The pound - which was trading at about $1.50 versus the dollar before the EU referendum in June 2016 - has fallen by 2.4% since Monday, when a spokesperson for Downing Street said that the UK would not enter talks with Europe unless the so-called Irish backstop is scrapped.

This week’s selloff shows little sign of a rebound, with options markets implying more pain on the horizon. Three-month implied volatility, a contract that expires just before the Oct. 31 Brexit deadline, jumped to the highest since before March 29, the original date for Britain to leave the European Union.

Pound looks weaker as no-deal Brexit looms

A no-deal Brexit would likely involve the construction of barriers to Britain's trade with its biggest international partners.

The probability of that outcome, which most economists state would be severely harmful to the British economy, was seen to have increased as Johnson designated a cabinet loaded with Brexit supporters. That, together with his hard line on rebooting negotiations with the EU, has lowered prospects for a last-minute deal. Related: Positive Economic Data Weighs On Gold

The move will likely lessen UK economic output, which implies the UK is a less profitable bet for global financiers.

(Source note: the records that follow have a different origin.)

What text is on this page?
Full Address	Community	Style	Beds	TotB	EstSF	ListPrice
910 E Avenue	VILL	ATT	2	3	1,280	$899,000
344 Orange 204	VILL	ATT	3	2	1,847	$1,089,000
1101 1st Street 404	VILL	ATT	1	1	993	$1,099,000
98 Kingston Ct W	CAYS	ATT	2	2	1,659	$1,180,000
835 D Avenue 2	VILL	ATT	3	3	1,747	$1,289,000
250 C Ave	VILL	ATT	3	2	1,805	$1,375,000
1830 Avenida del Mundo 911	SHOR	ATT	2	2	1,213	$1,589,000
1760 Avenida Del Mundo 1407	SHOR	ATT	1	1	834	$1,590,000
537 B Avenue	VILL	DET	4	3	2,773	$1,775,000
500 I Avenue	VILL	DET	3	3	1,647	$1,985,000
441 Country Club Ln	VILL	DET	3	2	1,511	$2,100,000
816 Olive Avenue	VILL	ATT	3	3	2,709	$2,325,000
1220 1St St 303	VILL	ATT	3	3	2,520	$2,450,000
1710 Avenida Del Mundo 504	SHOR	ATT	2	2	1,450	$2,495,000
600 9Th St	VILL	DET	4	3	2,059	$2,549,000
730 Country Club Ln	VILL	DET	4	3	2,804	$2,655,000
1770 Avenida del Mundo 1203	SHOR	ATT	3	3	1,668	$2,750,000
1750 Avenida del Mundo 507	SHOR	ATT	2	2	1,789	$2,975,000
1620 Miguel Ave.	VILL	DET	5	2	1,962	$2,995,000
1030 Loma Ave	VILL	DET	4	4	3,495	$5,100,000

It indicates the Bank of England might need to cut rates of interest, which once again implies lower returns on UK financial investments.

Laura Lambie, senior investment director for Investec Wealth & Financial investment, warned that the pound could fall even more if the UK crashed out of the EU without a deal. "I do think that investors are looking at a no-deal as a risk, not a certainty," she said. "That does mean that if we do come out of the EU without a deal, then sterling has further to fall."